Danach ging es in einen Blumengarten wo uns einige exotische Pflanzen vorgestellt wurden und wir im Anschluss Obst und Früchte verkosten durften.
Mittag ging es dann per Boot zurück zum 4 Sterne Hotel, wo wir zusammen mit einem deutschen und schweizer Pärchen Mittagessen waren. Die deutschen waren beide Bosch Kollegen aus Stuttgart und bei den Schweizern aus Zürich war er Mechatroniker und sie Pharmazeutin...
Nach dem Mittagessen ging es dann auf den langen Rückweg nach Saigon. Zwischendurch haben wir noch kurz Halt an einem riesigen Früchte Markt gemacht. Nicht umsonst gilt das Mekong Delta als Nahrungsmittelproduzent Nummer 1 in Vietnam. Unser Reiseführer hat auch noch Stolz erzählt, dass Vietnam die Nr. 1 im weltweiten Export von Koskosnuss und damit verwandte Produkte ist. Außerdem Nr.2 im Kaffeexport und Nr.3 beim Reis. Das Land wird mir damit immer sympathischer ;-)
Unser Führer hat uns auch erklärt warum Familien im Mekong Delta teilweise 20 Kinder haben. Das liegt am schlechten Fernsehprogramm bzw. bis vor kurzem gab es dort gar kein Fernsehen. Jetzt seien die Zahlen Rückläufig und es gibt immer mehr Fernseher hier. Es fehlt also abends eine sinnvolle Freizeitbeschäftigung ;-)

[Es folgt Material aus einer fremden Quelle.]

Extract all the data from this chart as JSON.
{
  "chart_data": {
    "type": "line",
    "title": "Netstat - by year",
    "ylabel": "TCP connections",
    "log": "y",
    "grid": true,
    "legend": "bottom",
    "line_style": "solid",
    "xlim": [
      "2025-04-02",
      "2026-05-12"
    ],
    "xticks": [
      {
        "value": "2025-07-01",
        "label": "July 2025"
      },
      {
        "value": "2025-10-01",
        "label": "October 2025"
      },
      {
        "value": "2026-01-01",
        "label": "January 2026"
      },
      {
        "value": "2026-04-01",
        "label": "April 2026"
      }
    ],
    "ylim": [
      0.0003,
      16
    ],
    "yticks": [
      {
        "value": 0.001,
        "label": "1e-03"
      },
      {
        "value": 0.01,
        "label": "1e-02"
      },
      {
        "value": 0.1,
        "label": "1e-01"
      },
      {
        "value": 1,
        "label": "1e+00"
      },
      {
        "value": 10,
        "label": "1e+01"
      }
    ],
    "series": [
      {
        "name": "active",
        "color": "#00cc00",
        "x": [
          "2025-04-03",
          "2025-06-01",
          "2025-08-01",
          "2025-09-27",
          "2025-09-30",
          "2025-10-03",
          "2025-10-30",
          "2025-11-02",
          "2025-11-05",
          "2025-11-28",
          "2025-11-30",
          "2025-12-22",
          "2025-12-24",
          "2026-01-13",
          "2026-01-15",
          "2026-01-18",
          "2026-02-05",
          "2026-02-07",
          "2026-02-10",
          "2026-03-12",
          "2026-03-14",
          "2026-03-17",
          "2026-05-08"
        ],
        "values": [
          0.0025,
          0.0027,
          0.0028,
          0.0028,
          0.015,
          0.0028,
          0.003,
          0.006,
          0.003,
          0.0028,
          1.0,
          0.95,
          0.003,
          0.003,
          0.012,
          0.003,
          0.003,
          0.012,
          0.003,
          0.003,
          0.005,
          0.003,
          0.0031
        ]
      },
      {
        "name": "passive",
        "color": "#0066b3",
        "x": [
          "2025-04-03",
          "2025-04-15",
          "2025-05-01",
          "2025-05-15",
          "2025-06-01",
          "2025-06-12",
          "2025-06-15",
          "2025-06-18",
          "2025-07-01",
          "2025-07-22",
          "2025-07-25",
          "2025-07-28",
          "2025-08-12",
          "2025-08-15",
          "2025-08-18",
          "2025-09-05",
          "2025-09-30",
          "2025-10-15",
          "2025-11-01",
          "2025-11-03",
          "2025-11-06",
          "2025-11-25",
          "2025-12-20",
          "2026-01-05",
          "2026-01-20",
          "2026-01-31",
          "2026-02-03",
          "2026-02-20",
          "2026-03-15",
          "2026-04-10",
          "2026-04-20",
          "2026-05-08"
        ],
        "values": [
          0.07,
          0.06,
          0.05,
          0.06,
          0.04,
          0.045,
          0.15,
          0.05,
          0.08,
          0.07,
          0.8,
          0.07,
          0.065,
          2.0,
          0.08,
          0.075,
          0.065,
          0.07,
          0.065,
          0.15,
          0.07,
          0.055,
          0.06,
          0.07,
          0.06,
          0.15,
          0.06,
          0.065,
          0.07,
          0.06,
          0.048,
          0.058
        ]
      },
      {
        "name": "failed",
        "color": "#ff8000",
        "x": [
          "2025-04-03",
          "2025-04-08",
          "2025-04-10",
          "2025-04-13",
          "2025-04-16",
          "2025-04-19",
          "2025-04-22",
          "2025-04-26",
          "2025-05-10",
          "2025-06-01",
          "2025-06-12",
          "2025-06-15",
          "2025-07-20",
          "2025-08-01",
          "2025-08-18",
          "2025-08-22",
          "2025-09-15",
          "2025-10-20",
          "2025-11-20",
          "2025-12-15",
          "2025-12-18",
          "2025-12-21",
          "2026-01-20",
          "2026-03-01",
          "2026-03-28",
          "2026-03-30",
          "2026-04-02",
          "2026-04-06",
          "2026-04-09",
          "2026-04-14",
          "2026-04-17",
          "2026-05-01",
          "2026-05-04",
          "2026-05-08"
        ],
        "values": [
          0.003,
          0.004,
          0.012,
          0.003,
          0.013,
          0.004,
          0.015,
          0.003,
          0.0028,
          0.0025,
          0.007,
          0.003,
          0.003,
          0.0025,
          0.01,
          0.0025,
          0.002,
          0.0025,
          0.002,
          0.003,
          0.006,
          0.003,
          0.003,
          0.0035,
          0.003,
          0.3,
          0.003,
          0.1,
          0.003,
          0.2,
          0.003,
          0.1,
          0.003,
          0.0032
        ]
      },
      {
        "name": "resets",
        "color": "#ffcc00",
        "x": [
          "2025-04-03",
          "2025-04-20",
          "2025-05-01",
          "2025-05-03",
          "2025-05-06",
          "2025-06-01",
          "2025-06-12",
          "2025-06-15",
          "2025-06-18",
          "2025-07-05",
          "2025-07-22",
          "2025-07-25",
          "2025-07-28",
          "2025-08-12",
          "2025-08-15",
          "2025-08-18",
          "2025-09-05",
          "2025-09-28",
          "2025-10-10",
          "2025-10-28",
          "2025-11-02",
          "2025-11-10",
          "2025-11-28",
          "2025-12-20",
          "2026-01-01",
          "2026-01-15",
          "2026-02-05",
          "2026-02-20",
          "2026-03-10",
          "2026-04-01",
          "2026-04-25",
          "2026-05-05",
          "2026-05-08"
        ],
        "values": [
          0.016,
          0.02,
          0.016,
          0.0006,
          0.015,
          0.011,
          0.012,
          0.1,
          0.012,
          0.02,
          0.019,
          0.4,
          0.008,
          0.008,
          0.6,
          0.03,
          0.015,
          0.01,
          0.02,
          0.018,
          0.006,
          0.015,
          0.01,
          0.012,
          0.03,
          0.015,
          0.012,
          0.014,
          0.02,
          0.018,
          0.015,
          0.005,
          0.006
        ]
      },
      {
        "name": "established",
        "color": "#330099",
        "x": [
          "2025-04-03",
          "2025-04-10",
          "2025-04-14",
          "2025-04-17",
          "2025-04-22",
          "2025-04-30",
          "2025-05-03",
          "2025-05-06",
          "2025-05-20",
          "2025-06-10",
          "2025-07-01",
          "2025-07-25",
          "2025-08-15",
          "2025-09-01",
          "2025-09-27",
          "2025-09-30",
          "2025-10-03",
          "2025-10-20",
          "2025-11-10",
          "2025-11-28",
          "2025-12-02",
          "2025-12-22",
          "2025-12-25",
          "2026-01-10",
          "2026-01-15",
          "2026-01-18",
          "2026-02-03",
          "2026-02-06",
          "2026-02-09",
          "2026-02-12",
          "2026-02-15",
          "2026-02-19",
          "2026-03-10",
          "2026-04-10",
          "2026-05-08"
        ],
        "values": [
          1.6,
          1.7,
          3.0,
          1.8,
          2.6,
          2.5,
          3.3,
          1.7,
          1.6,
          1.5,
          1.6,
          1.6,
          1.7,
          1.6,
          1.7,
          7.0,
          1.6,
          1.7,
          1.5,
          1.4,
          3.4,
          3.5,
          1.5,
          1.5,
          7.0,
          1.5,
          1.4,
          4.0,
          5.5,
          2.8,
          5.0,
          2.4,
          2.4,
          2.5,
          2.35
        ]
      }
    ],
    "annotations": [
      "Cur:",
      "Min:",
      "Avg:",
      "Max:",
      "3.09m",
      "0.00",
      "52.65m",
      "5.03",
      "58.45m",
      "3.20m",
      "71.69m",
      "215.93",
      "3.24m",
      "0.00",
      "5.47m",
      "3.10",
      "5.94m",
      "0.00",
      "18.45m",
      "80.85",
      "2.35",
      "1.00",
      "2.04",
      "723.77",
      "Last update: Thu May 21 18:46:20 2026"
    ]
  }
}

Auf dem weiteren Heimweg haben wir auch unzählige Gräber mitten in den Reisfeldern gesehen. Laut unserem Guide liegt das daran, dass die Vietnamesen an eine besondere Form des Buddhismus glauben wo der Leichnam nicht verbrannt werden darf. Vietnam ist angeblich das einzige Land der Welt wo Familienangehörige legal auf den eigenen Grund vergraben werden dürfen und das wird dann meist je nach Beliebtheit des Verstorbenen näher oder fern des Hofs erledigt.
Abends sind wir dann in Saigon angekommen, waren Abendessen und warten jetzt auf unseren Nachbus nach Mui Ne.